While there is increasing awareness of Lewy body dementia (LBD) among healthcare practitioners, public awareness remains relatively low.
The multiple presenting features of LBD may raise suspicion in family members of more widely known disorders such as Alzheimer’s disease or Parkinson’s disease, or alternatively, a possible psychiatric disorder.
As most patients and families will first be introduced to LBD upon initially receiving the diagnosis, providing sound information and shaping appropriate expectations is essential to quality care.
While difficult news to receive, an LBD diagnosis can provide a certain degree of comfort as it helps patients and families make sense of their experiences.
Discussion about LBD and its anticipated impact may take place over multiple office visits, due to the complexity of clinical and caregiving matters.
Documenting an LBD diagnosis is imperative, due to severe medication sensitivities and relatively low awareness of LBD outside of specialists.
Family caregivers sometimes serve as the first line of defense against administration of traditional neuroleptics in hospitals.
It is also critically important to make sure that one or more the core manifestations of LBD is not caused or exacerbated by iatrogenic medications such as neuroleptics or anticholinergic agents.
Like Alzheimer’s disease LBD can progress at significantly different rates.
The typical prognosis after diagnosing LBD is about 5-7 years, although there is a wide range.
Anecdotal experience suggests that the trajectory of LBD progression may mirror the rate of early symptom onset and progression.

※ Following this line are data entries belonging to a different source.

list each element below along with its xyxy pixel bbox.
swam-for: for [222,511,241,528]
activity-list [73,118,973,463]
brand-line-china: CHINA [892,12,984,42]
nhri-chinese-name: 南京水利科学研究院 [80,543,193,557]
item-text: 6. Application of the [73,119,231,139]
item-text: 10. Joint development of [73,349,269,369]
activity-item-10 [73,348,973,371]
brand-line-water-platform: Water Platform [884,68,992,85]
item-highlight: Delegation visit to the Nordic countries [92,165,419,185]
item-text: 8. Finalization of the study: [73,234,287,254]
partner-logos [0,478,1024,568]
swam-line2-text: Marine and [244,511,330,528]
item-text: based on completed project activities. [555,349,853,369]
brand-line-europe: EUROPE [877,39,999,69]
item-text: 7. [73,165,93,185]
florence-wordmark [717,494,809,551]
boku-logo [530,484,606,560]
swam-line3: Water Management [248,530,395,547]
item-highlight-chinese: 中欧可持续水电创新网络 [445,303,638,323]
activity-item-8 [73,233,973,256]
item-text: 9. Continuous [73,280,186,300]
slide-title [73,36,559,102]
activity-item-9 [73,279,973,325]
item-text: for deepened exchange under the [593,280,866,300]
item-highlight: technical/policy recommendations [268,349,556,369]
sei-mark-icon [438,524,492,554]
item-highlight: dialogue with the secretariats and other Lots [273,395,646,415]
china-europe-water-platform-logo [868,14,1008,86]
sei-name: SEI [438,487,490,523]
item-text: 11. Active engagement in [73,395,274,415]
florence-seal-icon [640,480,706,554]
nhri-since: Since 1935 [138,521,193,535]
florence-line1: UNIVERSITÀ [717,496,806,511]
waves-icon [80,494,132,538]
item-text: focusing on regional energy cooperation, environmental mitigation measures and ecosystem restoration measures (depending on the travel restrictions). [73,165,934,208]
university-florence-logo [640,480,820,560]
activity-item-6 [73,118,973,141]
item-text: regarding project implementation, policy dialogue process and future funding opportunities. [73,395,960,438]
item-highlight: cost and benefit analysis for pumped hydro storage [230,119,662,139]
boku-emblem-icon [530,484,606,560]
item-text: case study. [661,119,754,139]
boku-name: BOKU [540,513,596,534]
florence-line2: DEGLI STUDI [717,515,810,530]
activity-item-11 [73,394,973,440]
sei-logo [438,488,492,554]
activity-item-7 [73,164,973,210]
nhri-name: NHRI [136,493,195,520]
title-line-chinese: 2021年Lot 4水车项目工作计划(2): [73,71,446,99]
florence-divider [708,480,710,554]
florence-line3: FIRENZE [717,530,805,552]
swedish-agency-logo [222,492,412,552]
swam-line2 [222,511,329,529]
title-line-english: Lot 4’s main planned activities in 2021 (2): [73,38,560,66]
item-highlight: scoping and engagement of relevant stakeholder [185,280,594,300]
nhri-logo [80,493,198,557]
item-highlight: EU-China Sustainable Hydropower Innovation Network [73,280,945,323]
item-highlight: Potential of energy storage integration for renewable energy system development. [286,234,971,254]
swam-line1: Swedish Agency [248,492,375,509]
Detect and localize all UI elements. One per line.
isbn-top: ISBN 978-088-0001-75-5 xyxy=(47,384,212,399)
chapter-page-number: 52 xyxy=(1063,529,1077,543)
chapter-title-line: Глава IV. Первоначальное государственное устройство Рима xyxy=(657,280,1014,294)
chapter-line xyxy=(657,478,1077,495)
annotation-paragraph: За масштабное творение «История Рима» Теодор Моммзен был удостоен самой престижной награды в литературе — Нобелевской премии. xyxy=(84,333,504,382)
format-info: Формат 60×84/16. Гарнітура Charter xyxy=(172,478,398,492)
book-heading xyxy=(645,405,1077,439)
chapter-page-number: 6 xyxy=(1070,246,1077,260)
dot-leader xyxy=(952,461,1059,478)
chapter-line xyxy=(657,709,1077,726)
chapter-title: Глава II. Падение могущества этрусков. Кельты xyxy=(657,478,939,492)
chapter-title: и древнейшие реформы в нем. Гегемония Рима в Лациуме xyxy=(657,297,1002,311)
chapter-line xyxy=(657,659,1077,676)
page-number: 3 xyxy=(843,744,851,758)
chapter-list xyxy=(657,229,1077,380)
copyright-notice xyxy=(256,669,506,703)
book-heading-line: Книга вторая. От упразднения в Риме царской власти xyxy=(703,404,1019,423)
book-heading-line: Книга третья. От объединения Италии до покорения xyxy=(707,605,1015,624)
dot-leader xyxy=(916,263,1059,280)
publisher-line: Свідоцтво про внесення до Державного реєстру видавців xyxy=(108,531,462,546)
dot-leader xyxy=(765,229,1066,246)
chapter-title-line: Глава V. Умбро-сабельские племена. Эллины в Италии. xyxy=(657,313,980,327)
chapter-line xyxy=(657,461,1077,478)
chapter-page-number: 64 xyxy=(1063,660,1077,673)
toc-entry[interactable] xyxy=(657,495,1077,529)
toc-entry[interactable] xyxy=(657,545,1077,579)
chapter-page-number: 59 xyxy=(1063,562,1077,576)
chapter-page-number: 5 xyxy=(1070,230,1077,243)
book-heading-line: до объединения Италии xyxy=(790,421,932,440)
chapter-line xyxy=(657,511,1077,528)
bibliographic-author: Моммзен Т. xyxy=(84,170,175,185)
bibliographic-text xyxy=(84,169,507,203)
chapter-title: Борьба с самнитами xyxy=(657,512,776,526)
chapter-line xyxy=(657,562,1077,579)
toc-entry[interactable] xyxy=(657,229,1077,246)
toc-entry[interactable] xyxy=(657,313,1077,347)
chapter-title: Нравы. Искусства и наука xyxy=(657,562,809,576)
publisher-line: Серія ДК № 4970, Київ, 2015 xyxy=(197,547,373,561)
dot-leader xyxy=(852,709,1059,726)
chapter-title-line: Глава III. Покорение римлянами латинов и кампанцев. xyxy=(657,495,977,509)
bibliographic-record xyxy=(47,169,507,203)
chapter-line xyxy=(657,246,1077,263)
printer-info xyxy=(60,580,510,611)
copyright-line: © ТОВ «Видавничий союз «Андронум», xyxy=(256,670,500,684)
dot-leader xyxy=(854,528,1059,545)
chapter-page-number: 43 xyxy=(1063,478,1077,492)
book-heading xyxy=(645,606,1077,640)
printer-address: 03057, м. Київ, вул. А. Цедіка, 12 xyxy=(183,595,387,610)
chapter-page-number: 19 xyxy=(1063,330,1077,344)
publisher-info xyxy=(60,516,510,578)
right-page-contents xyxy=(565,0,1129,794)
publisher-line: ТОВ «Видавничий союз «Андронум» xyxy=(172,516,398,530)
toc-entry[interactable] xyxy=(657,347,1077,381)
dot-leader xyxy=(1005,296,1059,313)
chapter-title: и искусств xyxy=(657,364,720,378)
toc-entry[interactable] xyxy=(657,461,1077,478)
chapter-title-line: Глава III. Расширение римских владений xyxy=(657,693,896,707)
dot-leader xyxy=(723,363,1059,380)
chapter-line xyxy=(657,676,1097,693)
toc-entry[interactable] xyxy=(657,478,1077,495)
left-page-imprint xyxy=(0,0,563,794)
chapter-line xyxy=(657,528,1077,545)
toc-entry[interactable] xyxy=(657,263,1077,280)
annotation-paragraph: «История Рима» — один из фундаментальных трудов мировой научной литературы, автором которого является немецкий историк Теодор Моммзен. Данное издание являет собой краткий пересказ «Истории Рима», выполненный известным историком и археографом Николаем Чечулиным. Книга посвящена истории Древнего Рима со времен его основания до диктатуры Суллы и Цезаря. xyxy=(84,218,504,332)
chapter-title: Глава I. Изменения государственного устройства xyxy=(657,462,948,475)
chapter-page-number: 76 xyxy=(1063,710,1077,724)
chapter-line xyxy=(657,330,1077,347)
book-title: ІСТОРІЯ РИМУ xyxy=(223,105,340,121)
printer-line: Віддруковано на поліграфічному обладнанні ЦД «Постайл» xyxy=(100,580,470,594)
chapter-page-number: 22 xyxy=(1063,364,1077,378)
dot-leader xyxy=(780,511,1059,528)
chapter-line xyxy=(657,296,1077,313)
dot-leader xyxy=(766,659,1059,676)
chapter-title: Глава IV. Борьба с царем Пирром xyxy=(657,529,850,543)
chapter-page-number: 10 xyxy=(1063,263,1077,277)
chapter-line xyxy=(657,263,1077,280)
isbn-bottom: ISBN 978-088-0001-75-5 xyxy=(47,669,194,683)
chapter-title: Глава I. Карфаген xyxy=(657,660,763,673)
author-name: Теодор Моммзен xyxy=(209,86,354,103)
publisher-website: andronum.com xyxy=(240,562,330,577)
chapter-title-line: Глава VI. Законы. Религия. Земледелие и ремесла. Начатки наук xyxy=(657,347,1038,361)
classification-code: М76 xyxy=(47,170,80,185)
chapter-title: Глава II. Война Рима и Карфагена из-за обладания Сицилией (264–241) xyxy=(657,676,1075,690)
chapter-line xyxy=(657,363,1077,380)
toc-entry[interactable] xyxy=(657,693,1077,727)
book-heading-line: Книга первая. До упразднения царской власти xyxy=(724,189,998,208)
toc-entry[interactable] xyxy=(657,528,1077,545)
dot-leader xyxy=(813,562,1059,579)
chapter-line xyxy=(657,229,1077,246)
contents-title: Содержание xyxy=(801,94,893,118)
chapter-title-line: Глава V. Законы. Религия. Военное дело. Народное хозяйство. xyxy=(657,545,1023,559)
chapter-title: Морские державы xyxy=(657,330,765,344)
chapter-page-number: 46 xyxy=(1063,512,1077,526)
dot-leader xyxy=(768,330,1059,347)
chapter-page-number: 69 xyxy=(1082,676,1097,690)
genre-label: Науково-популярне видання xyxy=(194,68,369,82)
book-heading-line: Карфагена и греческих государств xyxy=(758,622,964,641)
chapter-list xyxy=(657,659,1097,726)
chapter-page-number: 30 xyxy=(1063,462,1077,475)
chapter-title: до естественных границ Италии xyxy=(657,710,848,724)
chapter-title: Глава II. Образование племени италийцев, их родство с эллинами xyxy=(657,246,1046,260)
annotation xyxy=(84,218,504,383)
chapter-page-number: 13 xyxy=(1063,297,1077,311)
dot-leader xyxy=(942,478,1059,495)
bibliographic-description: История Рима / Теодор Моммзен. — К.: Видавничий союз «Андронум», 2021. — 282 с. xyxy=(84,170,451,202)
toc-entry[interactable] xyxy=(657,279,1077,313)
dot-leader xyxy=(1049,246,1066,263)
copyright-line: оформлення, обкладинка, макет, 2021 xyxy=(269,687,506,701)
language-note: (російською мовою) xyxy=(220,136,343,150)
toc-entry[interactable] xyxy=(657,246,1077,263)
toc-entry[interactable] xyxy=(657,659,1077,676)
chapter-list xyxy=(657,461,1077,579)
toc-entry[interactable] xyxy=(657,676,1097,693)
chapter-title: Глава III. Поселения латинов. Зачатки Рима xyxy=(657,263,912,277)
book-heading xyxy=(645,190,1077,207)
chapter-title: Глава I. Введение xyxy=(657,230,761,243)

The prospect of future therapeutic developments that may alter disease progression within this time frame should punctuate any discussion of prognosis.
Progression of LBD1.
There are no formally defined stages of LBD like there are in Alzheimer’s disease.
Efforts are underway to define the mild cognitive impairment (MCI) stage of LBD to allow for an earlier diagnosis.
Until then, expert insights may be useful to both the clinician and LBD family.
Early, Suggestive Indicators.
Often recognized only in retrospect, possibly extending back 1-3 years.
Occasional minor episodes of forgetfulness, sometimes described as lapses of concentration or ‘switching off’.
An initial brief period of delirium in association with genuine physical illness and/or surgical procedures, return to baseline, followed by a subsequent mental and physical decline.
Time for Diagnosis and Treatment Persistent cognitive impairment with marked fluctuations in severity.
Nocturnal worsening and nightmares.
More florid delirious episodes with confusion, visual and auditory hallucinations and secondary paranoid delusions.
Occasional to frequent falls, either due to postural instability or sometimes accompanied by transient disturbances of consciousness.
Extensive medical screening performed with negative results.
Advancing Disease Sudden increases in confusion, psychosis and behavioral disturbance may be precipitated by medication reactions or co-morbid medical conditions.
Severe neuroleptic sensitivity reactions may provoke the rapid development of rigidity, marked worsening in cognitive functioning, and heavy sedation.
In cases not receiving neuroleptics or tolerating low dosage of one, the typical natural history is a gradually progressive decline into severe dementia.
Physical and speech therapy may help maintain functional abilities for some time.
Increasing behavioral disturbances, including shouting, aggression on approach and evidence of persisting delirium.
Death is usually secondary to respiratory or cardiac disease, or injuries sustained in falls.